O silêncio do Estádio de Zenica durou exatos três minutos. Tempo suficiente para que 60 milhões de italianos processassem o impensável: a Azzurra estava fora da Copa do Mundo de 2026. Mas a repercussão da eliminação nos pênaltis para a Bósnia transcendeu as quatro linhas, gerando ondas de choque que atingiram patrocinadores, emissoras e até mesmo gigantes do fast food.
A McDonald's Italia foi uma das primeiras marcas a se manifestar, publicando uma mensagem críptica que dividiu opiniões nas redes sociais. O post, que rapidamente viralizou, mostrava apenas a bandeira italiana com a frase "Arrivederci, 2026", gerando milhares de comentários indignados de torcedores que interpretaram como provocação.
Imprensa mundial encara desastre comercial
A eliminação italiana ganhou manchetes em todos os continentes. A imprensa internacional não poupou dramaticidade ao cobrir o fracasso da atual campeã europeia, com veículos usando termos como "desastre", "apocalipse" e "humilhação" para descrever o cenário.
Jornais ingleses destacaram o paralelo com 2018, quando a Itália também ficou de fora da Copa da Rússia. O The Guardian classificou a nova ausência como "catástrofe repetida", enquanto o L'Équipe francês enfatizou o impacto financeiro para a FIFA, estimando perdas de audiência superiores a 200 milhões de telespectadores europeus.
"Difícil de digerir.
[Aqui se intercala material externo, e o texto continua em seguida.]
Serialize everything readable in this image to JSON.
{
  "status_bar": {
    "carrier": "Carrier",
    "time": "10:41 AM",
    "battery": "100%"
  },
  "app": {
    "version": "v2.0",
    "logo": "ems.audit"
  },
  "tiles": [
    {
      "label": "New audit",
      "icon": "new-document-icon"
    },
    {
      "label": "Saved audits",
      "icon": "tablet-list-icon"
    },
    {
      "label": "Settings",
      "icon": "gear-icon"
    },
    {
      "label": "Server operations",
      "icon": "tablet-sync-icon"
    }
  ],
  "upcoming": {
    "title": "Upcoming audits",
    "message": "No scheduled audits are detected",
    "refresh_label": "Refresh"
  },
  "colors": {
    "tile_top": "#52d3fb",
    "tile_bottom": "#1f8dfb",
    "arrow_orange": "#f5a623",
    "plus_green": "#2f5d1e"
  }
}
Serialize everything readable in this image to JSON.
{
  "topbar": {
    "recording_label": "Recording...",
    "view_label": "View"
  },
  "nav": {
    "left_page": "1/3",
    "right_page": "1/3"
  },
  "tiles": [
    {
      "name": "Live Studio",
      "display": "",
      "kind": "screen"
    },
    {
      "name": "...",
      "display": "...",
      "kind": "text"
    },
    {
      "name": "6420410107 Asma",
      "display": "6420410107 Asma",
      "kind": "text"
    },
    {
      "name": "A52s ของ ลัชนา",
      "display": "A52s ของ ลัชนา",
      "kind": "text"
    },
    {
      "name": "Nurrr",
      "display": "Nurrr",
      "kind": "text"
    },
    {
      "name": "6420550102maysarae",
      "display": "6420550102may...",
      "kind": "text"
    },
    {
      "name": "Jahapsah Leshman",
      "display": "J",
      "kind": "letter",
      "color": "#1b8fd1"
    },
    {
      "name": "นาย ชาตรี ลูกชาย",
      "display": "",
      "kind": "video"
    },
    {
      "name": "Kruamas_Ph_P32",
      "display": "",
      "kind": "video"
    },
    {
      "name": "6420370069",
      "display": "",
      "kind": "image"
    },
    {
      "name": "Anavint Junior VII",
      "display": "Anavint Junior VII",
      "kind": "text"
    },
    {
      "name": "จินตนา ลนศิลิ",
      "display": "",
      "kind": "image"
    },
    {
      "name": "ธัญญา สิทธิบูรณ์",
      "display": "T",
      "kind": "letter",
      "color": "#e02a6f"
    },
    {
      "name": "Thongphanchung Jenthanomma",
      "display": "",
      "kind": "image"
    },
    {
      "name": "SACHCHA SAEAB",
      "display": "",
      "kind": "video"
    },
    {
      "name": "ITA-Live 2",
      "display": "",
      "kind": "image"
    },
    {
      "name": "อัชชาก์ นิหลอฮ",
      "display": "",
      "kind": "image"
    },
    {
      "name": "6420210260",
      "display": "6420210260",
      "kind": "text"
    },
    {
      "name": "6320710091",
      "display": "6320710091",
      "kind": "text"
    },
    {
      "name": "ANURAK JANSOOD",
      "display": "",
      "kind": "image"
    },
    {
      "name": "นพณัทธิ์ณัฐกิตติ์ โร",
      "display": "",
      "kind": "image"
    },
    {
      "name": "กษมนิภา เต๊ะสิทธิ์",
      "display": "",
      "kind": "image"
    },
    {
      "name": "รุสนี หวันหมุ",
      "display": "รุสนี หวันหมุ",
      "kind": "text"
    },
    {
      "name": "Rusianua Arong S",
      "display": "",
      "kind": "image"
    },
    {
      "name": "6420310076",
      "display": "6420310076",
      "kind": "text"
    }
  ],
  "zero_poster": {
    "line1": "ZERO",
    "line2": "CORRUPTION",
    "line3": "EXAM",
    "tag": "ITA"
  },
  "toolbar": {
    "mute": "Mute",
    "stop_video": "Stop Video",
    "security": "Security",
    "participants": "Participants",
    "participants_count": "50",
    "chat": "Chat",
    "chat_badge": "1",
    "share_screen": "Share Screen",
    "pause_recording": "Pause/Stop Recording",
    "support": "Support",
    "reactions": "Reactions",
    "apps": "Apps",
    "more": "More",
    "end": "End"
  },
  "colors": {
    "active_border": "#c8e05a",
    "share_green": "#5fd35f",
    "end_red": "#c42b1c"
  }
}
Queríamos dar alegria aos nossos torcedores, mas não conseguimos", lamentou o técnico Gennaro Gattuso, visivelmente emocionado na entrevista pós-jogo.
A reação da imprensa italiana foi ainda mais devastadora. La Gazzetta dello Sport estampou "Vergogna Nazionale" (Vergonha Nacional) em sua capa, enquanto o Corriere dello Sport optou por "Apocalisse Azzurra". Os jornalistas locais não esconderam a frustração com uma geração que conquistou a Eurocopa em 2021, mas falhou duas vezes consecutivas nas eliminatórias mundiais.
Patrocinadores recalculam investimentos
O presidente da Federação Italiana (FIGC), Gabriele Gravina, descartou renunciar ao cargo, mas admitiu que o impacto comercial será "significativo". Fontes próximas à entidade revelaram que pelo menos três grandes patrocinadores já sinalizaram revisão nos contratos para o ciclo 2026-2030.
A ausência italiana representa um rombo estimado em 150 milhões de euros para as emissoras europeias, segundo dados preliminares da European Broadcasting Union. A Rai, televisão pública italiana, havia investido 180 milhões de euros nos direitos de transmissão, apostando na classificação da seleção nacional.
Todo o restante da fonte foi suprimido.